Il reprit la lettre et lut en bas, sous la signature:
«On vous a remarqué.»
–Ah! ah1fit-il, ceci est plus important encore, et c’est pour cela qu’il faut aviser au plus tôt.
VI
COMMENT
LA GRANDE IZA S’OCCUPAIT DE FINANCE
Depuis quelques jours, dans le Brabant, dans les Flandres, dans les pays wallons, les murs étaient couverts d’affiches annonçant l’extension de la banque Flamande.
Les actions de la banque Flamande étaient tombées si bas, si bas, qu’on ne les cotait guère qu’au poids du papier. Étrange banque Flamande! Elle avait été créée par de si singuliers financiers, et sur des propriétés d’une valeur plus que problématique. Ses administrateurs et créateurs n’étaient venus la fonder en Belgique que parce qu’il était trop dangereux pour eux de rester en France.
Pour trouver leurs noms, c’était dans la Gazette des tribunaux qu’il fallait chercher.

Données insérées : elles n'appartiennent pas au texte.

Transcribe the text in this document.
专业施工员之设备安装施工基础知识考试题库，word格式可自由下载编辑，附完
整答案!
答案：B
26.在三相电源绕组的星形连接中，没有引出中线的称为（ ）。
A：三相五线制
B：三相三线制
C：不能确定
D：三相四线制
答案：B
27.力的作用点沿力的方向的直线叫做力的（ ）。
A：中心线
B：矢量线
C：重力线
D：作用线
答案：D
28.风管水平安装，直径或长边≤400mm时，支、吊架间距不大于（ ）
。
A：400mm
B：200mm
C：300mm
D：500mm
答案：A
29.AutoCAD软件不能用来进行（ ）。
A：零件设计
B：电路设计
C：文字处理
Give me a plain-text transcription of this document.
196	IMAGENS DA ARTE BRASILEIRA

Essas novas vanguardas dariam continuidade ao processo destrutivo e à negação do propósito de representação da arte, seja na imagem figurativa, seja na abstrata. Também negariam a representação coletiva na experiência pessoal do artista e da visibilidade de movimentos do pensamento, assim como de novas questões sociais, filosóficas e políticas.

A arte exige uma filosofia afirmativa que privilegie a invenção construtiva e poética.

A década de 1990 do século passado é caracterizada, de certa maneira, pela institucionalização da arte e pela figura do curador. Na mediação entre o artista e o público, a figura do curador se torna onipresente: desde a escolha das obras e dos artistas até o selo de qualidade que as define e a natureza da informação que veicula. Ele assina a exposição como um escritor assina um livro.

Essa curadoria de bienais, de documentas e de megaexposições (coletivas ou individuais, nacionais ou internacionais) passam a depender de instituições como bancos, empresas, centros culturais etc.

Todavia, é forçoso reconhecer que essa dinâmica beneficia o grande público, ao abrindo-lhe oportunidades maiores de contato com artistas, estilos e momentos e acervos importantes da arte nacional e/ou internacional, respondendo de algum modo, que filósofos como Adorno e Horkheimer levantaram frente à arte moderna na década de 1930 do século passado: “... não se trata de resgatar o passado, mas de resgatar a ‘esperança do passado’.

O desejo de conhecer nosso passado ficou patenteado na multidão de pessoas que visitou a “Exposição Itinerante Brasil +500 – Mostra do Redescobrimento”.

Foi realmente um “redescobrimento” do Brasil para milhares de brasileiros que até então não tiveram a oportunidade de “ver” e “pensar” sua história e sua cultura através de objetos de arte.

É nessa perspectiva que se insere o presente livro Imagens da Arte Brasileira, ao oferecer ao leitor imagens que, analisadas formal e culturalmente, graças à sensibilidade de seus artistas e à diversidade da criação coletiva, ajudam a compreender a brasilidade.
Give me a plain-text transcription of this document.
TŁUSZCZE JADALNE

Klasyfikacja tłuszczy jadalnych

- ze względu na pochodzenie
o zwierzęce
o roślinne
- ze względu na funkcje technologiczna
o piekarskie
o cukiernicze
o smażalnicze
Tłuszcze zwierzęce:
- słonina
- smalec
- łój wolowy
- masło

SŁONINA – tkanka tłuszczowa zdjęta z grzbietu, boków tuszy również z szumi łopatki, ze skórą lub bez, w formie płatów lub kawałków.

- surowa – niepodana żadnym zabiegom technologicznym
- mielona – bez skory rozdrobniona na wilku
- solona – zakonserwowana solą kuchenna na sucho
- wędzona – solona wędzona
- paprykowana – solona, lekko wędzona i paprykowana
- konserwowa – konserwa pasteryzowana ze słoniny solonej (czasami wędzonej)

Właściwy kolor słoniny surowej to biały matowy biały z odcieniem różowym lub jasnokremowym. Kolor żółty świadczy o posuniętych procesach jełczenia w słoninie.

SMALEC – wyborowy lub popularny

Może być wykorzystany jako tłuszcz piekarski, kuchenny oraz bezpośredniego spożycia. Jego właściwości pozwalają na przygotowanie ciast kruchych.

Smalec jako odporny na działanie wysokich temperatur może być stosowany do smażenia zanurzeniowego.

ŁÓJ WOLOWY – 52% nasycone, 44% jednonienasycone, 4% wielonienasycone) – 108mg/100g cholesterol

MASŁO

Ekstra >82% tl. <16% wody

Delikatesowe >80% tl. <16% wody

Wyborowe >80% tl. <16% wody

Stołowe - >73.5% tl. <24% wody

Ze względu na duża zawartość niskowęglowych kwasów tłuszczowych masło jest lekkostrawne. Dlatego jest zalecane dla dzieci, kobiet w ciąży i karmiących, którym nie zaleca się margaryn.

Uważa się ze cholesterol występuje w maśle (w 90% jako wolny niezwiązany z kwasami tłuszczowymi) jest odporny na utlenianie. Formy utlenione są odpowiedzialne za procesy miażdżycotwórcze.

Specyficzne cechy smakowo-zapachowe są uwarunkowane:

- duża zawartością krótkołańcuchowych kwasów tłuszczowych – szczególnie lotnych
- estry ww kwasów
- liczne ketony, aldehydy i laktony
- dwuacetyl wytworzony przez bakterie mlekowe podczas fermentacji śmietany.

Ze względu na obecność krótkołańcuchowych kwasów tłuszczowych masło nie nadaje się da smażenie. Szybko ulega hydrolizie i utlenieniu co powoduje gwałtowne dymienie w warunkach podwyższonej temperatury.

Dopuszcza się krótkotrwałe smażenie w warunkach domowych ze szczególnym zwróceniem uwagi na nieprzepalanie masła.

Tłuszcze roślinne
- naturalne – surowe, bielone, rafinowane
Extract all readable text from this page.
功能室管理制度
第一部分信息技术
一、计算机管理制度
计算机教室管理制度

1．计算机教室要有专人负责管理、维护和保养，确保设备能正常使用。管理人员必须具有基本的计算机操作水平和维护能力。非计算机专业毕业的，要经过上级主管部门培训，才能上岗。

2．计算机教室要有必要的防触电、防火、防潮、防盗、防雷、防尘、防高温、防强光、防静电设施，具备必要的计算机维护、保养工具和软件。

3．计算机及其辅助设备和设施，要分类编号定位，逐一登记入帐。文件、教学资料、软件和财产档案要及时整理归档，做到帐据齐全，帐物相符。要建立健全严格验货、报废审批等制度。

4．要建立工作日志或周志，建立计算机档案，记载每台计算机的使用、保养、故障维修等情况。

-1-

La banque s’écroulait, lorsqu’un jour une femme s’était présentée, avait demandé à parler au directeur.
Immédiatement reçue, elle n’était restée que quelques minutes seulement. Le lendemain, le conseil d’administration–on nommait ainsi le groupe des fondateurs de la banque–avait été réuni.
La femme avait été reçue dans le conseil, et MM. les administrateurs fondateurs étaient sortis de la réunion tout rayonnants.
Ceux qui quelquefois, prétextant qu’ils avaient oublié leur porte-monnaie et n’ayant pas de quoi payer leur voiture, empruntaient un louis aux employés étaient passés fièrement devant eux sans rien demander.
Le lendemain, le caissier, qui ne venait à son bureau que quelques minutes après la fermeture de la caisse, «un caissier toujours indisposé», était à son poste à l’heure.
Il ne payait pas les coupons, mais il payait les appointements, ce qui parut aux employés de la maison bien plus étonnant encore; quelques-uns même jetaient leurs pièces d’or sur les dalles, pour s’assurer au son qu’elles n’étaient pas fausses.